A quick look at ebay shows many choices are available.

At this time, most of what I would be mailing would be lighter weight things, probably well under 30 lbs.


----------



## Guest (Sep 18, 2009)

I've been looking for the same thing--you can get them on line through the post office, Amazon.com seems to have some really good prices. I don't know how heavy your items will be and that would make a difference-I'd be interested in a few more suggestions before I purchase one also.


----------



## clovis (May 13, 2002)

I use a baby scale that I scored at an auction for $7. It isn't digital, but it is pretty accurate!


----------



## FlatlinesUp (Sep 7, 2009)

USPS has them available online as well as Harbor Freight (which has a higher upper end weight)

I've got both and they read within one ounce of each other. 

Always remember to round up and you'll be good to go


----------



## clovis (May 13, 2002)

Rounding up is important!!!!! Great advice!!!!

I always add one pound for a box, and two pounds for a much bigger box.


----------



## FlatlinesUp (Sep 7, 2009)

clovis said:


> Rounding up is important!!!!! Great advice!!!!
> 
> I always add one pound for a box, and two pounds for a much bigger box.


I do that if using the bathroom scale route, but the harborfreight digi scale (here's the link) is rated to 70lbs and only usualy round an ounce and never had anything sent back.

(fyi, I average $3-5k in shipping per year with 95% being thru USPS)


----------



## clovis (May 13, 2002)

That is cool. I will have to check out the HF scale.

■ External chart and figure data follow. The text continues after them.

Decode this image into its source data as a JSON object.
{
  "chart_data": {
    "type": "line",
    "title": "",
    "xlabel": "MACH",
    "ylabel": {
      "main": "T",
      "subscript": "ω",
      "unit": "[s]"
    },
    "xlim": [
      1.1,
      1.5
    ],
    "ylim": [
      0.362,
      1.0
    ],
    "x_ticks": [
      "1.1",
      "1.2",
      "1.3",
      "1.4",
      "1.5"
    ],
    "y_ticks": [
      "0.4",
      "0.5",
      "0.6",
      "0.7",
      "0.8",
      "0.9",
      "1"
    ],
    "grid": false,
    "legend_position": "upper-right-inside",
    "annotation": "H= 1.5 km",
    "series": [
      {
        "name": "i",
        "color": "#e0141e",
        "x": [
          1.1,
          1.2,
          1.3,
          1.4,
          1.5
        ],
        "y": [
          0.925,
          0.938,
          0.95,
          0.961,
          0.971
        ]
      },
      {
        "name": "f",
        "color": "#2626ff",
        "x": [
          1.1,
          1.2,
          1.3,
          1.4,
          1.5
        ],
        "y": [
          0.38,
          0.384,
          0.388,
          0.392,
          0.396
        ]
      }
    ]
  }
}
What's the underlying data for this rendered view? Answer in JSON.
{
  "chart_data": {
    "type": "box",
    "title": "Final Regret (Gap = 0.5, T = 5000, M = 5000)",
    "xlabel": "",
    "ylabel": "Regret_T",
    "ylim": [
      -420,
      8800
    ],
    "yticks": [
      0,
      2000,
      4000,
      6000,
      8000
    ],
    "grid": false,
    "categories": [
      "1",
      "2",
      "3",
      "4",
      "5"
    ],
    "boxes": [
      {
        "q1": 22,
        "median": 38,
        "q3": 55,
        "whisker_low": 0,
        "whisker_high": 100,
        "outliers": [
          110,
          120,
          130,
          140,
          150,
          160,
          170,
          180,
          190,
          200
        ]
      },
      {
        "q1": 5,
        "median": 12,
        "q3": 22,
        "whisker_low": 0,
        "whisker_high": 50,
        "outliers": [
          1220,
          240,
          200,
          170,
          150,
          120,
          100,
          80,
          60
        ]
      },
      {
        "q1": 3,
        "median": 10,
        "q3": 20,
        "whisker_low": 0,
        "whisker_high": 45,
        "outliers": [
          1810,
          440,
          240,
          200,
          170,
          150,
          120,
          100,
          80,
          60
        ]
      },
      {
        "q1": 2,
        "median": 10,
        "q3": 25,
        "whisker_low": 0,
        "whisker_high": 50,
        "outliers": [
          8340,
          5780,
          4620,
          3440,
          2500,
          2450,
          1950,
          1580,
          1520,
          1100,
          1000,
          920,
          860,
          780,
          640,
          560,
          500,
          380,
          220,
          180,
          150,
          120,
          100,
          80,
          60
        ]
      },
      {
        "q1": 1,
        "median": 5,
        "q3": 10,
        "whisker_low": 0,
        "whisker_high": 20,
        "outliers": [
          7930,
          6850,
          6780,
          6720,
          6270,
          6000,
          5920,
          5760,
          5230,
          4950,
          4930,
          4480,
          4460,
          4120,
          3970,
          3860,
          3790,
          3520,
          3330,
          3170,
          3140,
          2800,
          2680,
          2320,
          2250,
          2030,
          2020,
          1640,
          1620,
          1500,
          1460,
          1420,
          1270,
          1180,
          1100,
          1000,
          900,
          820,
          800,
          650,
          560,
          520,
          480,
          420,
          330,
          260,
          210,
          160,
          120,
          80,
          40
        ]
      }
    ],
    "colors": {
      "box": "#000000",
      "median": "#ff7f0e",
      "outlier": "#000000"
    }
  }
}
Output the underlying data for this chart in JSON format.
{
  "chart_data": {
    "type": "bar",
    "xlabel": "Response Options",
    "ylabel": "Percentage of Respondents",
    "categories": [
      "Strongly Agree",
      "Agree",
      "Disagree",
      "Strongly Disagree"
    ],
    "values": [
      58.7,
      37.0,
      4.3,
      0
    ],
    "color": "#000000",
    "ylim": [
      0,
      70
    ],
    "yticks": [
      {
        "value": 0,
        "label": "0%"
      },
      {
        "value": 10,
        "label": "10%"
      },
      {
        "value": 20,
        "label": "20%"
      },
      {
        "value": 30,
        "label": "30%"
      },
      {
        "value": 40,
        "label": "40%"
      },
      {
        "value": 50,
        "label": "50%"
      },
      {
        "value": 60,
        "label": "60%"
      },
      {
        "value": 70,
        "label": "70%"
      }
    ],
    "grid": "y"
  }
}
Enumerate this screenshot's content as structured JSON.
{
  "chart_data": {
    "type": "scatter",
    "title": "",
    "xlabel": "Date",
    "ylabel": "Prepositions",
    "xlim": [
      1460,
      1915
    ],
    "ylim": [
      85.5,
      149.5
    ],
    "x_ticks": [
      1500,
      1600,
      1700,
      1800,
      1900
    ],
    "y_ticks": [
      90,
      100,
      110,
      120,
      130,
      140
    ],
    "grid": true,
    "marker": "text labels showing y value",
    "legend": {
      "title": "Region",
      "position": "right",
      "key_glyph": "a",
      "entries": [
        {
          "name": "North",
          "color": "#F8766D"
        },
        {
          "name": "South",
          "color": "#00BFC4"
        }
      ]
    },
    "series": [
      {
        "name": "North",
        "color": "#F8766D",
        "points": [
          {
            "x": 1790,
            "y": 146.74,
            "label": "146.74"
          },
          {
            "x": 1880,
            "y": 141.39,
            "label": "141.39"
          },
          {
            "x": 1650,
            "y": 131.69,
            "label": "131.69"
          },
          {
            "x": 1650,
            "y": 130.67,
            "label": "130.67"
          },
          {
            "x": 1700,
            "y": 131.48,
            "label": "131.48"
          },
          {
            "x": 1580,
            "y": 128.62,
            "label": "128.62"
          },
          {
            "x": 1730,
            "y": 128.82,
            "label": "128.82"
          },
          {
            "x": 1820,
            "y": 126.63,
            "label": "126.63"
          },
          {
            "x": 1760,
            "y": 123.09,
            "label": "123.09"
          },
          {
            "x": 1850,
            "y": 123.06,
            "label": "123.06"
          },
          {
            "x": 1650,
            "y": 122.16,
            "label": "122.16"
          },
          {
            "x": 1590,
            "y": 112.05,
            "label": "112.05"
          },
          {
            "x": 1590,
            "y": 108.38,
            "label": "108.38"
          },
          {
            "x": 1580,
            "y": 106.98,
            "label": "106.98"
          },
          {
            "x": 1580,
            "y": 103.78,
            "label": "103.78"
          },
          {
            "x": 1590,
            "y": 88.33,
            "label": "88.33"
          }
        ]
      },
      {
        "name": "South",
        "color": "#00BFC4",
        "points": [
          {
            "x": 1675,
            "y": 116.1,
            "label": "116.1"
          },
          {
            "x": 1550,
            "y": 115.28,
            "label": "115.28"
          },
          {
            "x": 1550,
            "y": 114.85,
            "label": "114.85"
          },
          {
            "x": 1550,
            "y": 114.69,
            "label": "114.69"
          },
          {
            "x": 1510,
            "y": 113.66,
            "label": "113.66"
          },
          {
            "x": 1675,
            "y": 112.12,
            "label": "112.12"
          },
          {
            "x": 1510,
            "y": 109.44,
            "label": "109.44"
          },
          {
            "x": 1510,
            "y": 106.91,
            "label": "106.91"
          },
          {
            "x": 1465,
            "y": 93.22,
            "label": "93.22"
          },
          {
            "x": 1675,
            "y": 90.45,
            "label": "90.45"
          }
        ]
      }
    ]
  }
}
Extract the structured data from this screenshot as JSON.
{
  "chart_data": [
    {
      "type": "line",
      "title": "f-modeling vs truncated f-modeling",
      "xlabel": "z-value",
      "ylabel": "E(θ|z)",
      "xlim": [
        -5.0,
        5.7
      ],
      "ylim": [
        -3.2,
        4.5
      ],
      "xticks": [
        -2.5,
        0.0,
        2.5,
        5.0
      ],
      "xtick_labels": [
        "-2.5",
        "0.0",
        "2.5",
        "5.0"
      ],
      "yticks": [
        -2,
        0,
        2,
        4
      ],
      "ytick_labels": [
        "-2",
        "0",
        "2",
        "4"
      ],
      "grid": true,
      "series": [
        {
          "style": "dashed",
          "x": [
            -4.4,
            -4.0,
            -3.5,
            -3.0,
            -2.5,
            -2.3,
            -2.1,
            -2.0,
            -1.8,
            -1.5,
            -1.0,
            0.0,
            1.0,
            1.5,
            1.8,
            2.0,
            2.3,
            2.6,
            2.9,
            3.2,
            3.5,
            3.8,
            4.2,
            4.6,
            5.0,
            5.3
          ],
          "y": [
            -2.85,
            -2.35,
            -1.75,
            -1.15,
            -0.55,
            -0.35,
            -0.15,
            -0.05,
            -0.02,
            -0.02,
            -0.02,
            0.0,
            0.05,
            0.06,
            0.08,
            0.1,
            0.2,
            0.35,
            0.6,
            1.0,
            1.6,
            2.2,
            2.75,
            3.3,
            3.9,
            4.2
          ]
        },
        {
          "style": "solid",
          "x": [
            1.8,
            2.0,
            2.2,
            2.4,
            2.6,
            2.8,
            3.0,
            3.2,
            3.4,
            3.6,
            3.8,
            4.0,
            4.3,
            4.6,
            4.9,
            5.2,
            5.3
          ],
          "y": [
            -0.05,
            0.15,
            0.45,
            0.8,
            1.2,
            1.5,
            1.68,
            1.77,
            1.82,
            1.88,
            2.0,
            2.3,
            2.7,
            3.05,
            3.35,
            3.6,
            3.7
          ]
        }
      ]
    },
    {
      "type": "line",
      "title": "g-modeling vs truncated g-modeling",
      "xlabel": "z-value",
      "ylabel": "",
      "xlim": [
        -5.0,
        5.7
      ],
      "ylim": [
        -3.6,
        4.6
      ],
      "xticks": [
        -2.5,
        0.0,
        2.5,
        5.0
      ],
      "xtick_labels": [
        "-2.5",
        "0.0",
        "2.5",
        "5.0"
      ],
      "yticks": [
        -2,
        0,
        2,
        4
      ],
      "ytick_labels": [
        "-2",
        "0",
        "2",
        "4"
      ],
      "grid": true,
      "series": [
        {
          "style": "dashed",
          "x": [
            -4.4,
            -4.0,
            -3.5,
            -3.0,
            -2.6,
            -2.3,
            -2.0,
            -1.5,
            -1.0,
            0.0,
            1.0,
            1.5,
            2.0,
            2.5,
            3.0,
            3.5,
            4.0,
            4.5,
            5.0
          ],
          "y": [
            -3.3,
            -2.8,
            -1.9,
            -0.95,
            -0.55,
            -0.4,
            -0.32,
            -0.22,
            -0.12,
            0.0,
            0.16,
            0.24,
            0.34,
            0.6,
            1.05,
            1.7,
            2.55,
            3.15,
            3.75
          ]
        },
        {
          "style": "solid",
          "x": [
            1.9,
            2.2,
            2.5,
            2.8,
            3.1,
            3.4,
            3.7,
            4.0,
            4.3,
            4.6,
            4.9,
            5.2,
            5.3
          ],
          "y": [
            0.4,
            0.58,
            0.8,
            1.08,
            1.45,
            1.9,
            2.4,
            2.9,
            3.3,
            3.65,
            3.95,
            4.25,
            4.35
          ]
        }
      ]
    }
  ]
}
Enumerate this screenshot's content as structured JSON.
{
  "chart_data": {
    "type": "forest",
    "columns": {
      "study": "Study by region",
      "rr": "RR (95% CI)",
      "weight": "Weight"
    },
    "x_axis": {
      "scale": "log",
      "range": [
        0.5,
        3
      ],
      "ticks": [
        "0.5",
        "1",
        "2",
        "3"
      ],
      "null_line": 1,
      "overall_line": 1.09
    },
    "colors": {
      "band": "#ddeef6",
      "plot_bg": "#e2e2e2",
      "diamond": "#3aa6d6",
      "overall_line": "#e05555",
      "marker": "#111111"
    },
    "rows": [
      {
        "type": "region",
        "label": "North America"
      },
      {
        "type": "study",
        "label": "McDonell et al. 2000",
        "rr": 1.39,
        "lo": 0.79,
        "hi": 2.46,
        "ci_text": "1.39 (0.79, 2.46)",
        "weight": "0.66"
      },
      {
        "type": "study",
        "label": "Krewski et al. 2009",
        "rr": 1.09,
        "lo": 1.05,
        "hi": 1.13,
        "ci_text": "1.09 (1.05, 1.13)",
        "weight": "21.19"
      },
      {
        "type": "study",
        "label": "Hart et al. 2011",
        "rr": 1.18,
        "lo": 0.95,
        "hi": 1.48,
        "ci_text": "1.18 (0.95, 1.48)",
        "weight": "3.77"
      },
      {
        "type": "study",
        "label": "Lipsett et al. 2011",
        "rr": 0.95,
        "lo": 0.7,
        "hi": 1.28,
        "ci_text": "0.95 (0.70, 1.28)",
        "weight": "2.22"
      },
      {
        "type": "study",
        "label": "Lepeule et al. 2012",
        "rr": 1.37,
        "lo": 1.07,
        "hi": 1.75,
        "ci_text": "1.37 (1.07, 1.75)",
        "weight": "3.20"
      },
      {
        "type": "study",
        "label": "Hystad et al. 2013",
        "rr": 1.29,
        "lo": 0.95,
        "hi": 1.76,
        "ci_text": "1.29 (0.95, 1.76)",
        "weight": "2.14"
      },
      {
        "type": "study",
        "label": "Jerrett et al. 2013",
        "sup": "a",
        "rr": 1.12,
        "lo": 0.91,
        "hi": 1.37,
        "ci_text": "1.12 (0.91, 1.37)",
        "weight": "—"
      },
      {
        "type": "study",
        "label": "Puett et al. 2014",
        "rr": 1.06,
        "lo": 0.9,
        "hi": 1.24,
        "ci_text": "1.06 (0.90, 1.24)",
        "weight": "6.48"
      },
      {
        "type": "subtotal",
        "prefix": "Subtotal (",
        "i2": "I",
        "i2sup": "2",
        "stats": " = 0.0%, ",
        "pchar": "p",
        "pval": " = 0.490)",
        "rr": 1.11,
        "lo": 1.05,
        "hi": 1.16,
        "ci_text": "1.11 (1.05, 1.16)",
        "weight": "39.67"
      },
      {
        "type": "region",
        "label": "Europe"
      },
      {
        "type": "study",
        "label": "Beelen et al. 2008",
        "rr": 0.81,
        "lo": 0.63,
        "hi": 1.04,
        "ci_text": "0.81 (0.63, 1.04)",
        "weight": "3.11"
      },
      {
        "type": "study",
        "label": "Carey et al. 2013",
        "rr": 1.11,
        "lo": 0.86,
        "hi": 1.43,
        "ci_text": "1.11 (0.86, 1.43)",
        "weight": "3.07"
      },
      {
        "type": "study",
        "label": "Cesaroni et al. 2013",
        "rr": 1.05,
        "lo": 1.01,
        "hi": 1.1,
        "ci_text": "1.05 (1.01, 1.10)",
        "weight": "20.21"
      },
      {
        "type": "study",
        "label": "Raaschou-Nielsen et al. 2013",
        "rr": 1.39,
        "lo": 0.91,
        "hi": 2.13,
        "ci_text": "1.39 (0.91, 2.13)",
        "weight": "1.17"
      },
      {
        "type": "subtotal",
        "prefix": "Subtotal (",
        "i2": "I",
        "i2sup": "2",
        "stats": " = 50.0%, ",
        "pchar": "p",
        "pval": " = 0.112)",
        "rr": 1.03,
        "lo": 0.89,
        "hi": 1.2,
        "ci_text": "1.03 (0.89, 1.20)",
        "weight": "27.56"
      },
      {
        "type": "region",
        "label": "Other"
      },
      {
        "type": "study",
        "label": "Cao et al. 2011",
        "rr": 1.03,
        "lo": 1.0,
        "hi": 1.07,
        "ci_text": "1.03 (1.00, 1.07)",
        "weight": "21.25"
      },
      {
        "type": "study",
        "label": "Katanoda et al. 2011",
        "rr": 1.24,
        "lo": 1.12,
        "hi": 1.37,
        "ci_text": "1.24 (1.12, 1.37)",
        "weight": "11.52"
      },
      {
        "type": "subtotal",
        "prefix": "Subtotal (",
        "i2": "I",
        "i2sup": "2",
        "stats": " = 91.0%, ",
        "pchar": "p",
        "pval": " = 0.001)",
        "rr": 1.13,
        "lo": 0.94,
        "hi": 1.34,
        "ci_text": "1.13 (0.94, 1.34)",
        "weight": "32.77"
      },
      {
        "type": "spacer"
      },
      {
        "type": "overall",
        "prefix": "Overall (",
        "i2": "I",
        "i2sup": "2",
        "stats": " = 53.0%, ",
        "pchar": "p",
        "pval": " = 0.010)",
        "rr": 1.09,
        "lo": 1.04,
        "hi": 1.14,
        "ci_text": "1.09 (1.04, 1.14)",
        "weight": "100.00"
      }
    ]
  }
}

For clarity in my earlier post, when I suggested adding one pound for a box...that is for an item that I am weighing, but don't have a shipping box for the item yet.


----------



## KY Doug (Dec 1, 2008)

I bought a digital 35# scale on Ebay about 3 years ago. Can't remember the sellers name, Old Will somthing. I check it with the PO about every 6 months. It is always right on within 1/10 of an ounce. It didn't cost much. I think I have made up the price just in shipping weight errors.


----------